The quest for a certain authenticity
The notions of happiness and optimism have taken quite a beating. Laughter and smiles aren’t driving engagement on Instagram, Snapchat, and other TikTok lately, but crying. Filming yourself in close-up crying over a breakup, death, or distressing time would earn influencers and other celebrities sympathy — and likes — from followers. This is the very definition, although not official, of the sadfishing. And the more statements – and negative emotions – are exaggerated, the greater the success.
It is to the journalist Rebecca Reid that we attribute this term, and this from 2019. And it would not be so much a question of staging her sadness, but of accentuating it to arouse interest on social networks. Adele, Travis Scott, or even Kendall Jenner are among the celebrities who have put themselves in such a situation, while many influencers follow one another today on these platforms to reveal themselves in videos, each more tearful than the next. .
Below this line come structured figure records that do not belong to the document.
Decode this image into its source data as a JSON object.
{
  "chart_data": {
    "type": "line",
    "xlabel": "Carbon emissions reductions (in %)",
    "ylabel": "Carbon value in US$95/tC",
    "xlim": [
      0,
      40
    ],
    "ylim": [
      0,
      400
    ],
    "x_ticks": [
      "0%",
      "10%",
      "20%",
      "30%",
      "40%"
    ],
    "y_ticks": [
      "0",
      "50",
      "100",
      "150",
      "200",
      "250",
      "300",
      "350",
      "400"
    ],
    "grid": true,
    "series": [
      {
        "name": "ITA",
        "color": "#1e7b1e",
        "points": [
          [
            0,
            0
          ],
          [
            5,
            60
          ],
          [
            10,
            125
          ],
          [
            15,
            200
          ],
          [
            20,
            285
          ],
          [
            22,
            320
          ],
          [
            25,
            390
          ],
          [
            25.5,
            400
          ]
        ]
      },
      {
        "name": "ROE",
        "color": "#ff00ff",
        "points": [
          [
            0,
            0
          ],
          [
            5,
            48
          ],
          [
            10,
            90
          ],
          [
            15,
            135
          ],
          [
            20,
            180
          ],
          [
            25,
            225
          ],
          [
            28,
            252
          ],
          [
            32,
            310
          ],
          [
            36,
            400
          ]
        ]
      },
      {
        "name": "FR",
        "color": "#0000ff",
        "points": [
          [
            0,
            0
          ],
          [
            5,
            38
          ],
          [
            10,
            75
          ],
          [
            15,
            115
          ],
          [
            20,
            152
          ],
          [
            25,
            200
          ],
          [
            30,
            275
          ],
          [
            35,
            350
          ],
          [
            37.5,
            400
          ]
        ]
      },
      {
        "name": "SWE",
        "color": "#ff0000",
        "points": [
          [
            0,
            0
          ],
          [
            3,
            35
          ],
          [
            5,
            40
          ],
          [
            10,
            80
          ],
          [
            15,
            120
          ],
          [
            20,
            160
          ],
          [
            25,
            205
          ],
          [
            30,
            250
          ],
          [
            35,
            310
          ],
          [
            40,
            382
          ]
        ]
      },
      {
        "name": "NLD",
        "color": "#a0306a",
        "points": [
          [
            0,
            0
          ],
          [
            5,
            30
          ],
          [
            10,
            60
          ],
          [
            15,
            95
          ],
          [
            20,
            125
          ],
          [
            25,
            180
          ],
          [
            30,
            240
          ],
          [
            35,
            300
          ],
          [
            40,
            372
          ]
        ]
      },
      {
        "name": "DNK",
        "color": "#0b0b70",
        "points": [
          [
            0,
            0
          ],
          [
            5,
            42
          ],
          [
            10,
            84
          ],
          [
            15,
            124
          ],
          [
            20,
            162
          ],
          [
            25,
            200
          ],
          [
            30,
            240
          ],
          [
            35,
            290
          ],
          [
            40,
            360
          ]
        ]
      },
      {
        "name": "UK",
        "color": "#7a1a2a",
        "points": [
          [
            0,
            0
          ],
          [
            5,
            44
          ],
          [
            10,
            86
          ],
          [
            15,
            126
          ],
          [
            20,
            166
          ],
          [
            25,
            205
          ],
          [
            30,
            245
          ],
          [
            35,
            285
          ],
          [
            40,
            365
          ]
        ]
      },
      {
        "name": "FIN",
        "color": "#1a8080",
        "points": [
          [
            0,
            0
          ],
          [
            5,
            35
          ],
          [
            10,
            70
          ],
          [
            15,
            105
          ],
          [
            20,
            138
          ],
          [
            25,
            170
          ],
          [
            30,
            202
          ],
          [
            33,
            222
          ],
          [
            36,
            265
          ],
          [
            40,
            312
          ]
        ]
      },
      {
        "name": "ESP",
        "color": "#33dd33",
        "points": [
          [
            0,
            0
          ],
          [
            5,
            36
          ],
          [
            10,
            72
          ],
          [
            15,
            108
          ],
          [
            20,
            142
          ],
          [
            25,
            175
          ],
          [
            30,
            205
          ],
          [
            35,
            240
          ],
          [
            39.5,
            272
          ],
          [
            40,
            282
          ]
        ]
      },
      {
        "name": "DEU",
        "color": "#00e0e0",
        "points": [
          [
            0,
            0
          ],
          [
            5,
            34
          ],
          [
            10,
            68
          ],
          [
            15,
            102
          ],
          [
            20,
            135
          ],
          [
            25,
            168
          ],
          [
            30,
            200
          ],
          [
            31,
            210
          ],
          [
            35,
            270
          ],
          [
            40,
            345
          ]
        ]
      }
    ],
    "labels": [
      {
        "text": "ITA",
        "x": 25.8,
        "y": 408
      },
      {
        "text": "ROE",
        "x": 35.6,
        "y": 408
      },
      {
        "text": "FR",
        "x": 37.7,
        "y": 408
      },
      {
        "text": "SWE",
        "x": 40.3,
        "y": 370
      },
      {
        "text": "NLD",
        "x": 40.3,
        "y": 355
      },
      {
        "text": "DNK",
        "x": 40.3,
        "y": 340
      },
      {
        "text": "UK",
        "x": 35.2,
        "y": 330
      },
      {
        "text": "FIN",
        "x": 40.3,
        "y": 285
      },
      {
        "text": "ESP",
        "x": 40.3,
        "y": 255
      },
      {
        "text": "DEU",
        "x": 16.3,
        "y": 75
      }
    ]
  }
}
Full of contrasts, social networks today oscillate between a certain ideal of perfection and a quest for authenticity; the sadfishing being supposed to fit into the second category, like a snub to the first. And the trend continues to grow on social networks, to the point that hashtags #divorce and #anxietywhich make it possible to find this type of video, today accumulate more than 7 and 14 billion views, respectively.